Réconcilier le citoyen avec la santé publique

Dépistage, vaccination, les campagnes de prévention et de santé publique sont-elles ajustées à l’évolution de notre société et aux progrès de la médecine ? Si le principe et l’intérêt d’une protection collective ne sont pas remis en cause dans le monde médical et chez les citoyens, de plus en plus d’experts pointent les failles d’un système qui néglige l’individu au profit de la collectivité. Au point de susciter la défiance, voire le rejet d’une partie de l’opinion.

Un mouvement corroboré par un constat et des chiffres. Moins d’une Française sur deux de 50-74 ans participe au programme national de dépistage du cancer du sein (une mammographie tous les deux ans). Or, c’est le plus fréquent des cancers chez la femme et le plus meurtrier. 54 000 cas sont diagnostiqués tous les ans et 12 000 femmes décèdent.
« La réticence vient de l’angoisse du résultat, de la peur que l’examen fasse mal, de son dénigrement sur Internet », expliquait mardi un spécialiste dans les colonnes du Parisien. L’Union européenne a donc décidé de financer une étude portant sur une approche individualisée du dépistage, en complément des programmes nationaux existants. Coordonnée par Unicancer et relayée, en France, par le réseau d’hôpitaux spécialisés en oncologie, cette surveillance devrait toucher 20 000 femmes (85 000 en Europe). Baptisée My Personal Breast Screening (MyPeBS), elle permettra d’évaluer le risque individuel chez les femmes à partir de 40 ans pour adapter la fréquence du dépistage .

Autre fléau pour les femmes, le cancer du col utérin (CCU). 2 920 cas ont été diagnostiqués en 2018 dont 40 % chez des femmes de moins de 50 ans. 1 117 décès ont été enregistrés. Pourtant, souligne le BEH (1) publié cette semaine, « nous possédons des armes efficaces » : la vaccination contre le papillome humain (HPV) et le dépistage par frottis cervico-utérin. Mais les résultats de ces préventions primaires et secondaires sont médiocres, voire mauvais au regard des performances affichées par nos voisins européens.

Seulement 59 % des femmes concernées par le programme de dépistage triennal (25 à 65 ans) l’effectuent ; ce taux descendant sous la barre des 50 % à partir de 50 ans. Le BEH relève également d’importantes disparités géographiques allant de moins de 50 % dans les territoires d’Outre mer à plus de 60 % en Auvergne-Rhône-Alpes et en PACA. Les auteurs de l’étude préconisent de « faciliter l’accès au dépistage dans certains territoires » et  de « cibler les campagnes et les outils de communication vers les femmes de plus de 50 ans ».

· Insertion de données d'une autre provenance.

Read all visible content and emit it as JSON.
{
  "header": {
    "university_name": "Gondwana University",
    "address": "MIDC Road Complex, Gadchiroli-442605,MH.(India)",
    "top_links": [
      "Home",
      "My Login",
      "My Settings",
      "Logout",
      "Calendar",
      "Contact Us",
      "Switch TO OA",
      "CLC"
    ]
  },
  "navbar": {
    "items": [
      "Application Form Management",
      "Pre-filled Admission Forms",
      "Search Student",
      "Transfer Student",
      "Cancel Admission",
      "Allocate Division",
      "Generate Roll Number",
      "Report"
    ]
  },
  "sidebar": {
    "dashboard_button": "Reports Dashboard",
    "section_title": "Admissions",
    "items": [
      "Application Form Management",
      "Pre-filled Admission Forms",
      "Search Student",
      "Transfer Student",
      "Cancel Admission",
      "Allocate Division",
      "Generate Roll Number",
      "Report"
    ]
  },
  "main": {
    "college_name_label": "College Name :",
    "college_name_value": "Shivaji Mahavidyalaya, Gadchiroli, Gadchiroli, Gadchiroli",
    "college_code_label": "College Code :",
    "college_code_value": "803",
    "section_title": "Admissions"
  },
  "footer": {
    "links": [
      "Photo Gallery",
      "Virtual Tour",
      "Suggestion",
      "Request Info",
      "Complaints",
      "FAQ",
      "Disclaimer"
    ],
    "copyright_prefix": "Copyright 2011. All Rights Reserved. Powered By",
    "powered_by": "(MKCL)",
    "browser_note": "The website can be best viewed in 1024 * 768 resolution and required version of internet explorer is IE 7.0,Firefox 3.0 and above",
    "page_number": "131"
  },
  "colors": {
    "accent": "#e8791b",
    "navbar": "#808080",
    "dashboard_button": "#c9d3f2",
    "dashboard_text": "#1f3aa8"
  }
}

« Très insuffisante ». C’est ainsi que le BEH qualifie les résultats de la vaccination HPV. Elle est recommandée dès l’âge de 11 ans chez les jeunes filles. Alors qu’une couverture vaccinale à 85 % permettrait d’éviter 377 cancers du col de l’utérus et 139 décès par an, le taux effectif est de 29,4% pour une dose à 15 ans et 23,7 % pour le schéma complet à 16 ans.
Alors, comment faire pour que la France ne soit plus « l’un des pays occidentaux avec la plus faible couverture vaccinale » ? Par des « approches multicomposantes » avec des actions différentes ciblant les jeunes, les parents, les professionnels, les départements et les catégories sociales les plus affectés, répondent les auteurs du BEH. L’information, notamment à l’école, des systèmes de rappel, la mobilisation des professionnels de santé, l’implication des parents sont de nature à surmonter le principal obstacle : « l’hésitation vaccinale ».
Car, si la quasi totalité des parents (93 %) et des adolescents (95 %) qui ont entendu parler du vaccin contre le HPV ont conscience du danger de l’infection, plus de la moitié d’entre eux (54 %) pensent qu’il peut provoquer des effets secondaires.

Convaincre plutôt qu’enjoindre, préférer une communication adaptée aux principales cibles à un slogan passe-partout, répondre aux inégalités géographiques et sociales, mobiliser les professionnels de santé et les enseignants, c’est au prix de ces opérations vérité que les pouvoirs publics réussiront à réconcilier chaque citoyen avec la santé publique.